Hold on a sec. So even if home recording of copyrighted material were deemed to be illegal, Sony could still make and sell the Betamax recorder because there are people out there that would consent to the recording of their copyrighted work as well people can record non-copyrighted works?
So does that mean even if people can play pirated games using mod chips that they can still be legal to produce and sell because people can use homebrew software and play copies of games they have purchased and still retain ownership of?
Whatever the future percentage of legal versus illegal home-use recording might be, an injunction which seeks to deprive the public of the very tool or article of commerce capable of some noninfringing use would be an extremely harsh remedy, as well as one unprecedented in copyright law.
A harsh remedy indeed.
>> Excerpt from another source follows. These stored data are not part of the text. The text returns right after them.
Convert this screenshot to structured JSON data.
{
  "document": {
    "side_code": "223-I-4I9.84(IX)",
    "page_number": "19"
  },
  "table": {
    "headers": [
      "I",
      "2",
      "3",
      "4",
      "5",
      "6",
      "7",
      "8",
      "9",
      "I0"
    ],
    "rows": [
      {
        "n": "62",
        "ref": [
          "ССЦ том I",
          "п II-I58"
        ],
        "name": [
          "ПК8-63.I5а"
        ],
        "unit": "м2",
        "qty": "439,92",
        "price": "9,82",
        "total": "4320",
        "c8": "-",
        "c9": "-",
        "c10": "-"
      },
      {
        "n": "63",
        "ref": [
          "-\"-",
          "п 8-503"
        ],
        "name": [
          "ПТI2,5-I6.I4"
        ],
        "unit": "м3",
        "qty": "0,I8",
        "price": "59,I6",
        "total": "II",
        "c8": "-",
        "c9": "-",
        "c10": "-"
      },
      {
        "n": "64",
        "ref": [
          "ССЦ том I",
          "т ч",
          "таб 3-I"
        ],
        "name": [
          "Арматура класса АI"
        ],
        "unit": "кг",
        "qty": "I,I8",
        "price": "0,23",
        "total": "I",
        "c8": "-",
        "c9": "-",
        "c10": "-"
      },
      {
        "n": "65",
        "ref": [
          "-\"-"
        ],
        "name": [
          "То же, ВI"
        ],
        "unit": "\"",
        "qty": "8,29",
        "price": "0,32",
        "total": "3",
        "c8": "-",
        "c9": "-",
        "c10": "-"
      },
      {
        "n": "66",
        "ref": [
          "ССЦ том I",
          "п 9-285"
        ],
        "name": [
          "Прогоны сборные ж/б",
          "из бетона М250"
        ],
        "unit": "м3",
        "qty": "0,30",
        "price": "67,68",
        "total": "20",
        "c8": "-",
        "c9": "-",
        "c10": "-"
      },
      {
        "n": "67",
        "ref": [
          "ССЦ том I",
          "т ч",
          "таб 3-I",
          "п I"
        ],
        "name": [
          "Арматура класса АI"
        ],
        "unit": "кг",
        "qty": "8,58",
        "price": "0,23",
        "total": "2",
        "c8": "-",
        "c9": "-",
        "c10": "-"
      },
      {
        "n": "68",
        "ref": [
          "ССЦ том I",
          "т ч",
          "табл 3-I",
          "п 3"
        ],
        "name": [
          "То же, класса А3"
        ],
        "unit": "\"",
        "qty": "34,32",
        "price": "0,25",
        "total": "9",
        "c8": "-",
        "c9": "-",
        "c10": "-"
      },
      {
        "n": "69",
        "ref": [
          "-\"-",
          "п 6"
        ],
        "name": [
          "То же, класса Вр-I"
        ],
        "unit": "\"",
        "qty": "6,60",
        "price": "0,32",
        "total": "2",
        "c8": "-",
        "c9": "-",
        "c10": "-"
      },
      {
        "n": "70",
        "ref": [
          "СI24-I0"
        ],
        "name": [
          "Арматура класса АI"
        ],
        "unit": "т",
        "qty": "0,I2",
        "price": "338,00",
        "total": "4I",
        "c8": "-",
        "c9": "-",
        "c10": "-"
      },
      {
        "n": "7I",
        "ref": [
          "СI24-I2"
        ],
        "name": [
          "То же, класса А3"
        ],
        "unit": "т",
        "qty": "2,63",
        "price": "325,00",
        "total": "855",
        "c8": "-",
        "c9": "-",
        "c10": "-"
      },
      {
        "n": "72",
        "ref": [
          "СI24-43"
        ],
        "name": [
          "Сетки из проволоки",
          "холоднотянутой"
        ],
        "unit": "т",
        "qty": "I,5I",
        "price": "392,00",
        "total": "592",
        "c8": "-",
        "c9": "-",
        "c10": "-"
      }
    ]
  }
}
To completely ban mod chips because one of its uses is illegal would be harsh for the owners of the content and the public as well.
In the End
It seems extraordinary to suggest that the Copyright Act confers upon all copyright owners collectively, much less the two respondents in this case, the exclusive right to distribute VTR’s simply because they may be used to infringe copyrights. That, however, is the logical implication of their claim. The request for an injunction below indicates that respondents seek, in effect, to declare VTR’s contraband
Is it the right of one group of copyright owners to declare contraband the tool used by other copyright holders to get their product into the hands of consumers? In other words, is it the right of Sony, Microsoft and Nintendo to declare that the channel of distribution and playback of homebrew games and software illegal thus depriving those homebrew developers of their consumers?
Is it the right of one group of copyright owners to declare contraband the tool used by consumers to protect their investment in copyrighted works? In other words, is it the right of Sony, Microsoft and Nintendo to declare the tool used by consumers to protect their property from damage and destruction through the use of back ups and consolidation illegal? Is it the right of Sony, Microsoft and Nintendo to deprive consumers the right to do so even if the true owners of the copyrights allow or approve of the use of back ups and consolidation?
Unfortunately, these questions cannot truly be answered until a case involving the legalities of mod chips reaches the Supreme Court.
Until then, I recommend not using mod chips for piracy and sticking to the truly legal uses of them. Until console manufacturers choose to let us use our purchased consoles the way we want to, we will need to continue to force their hand.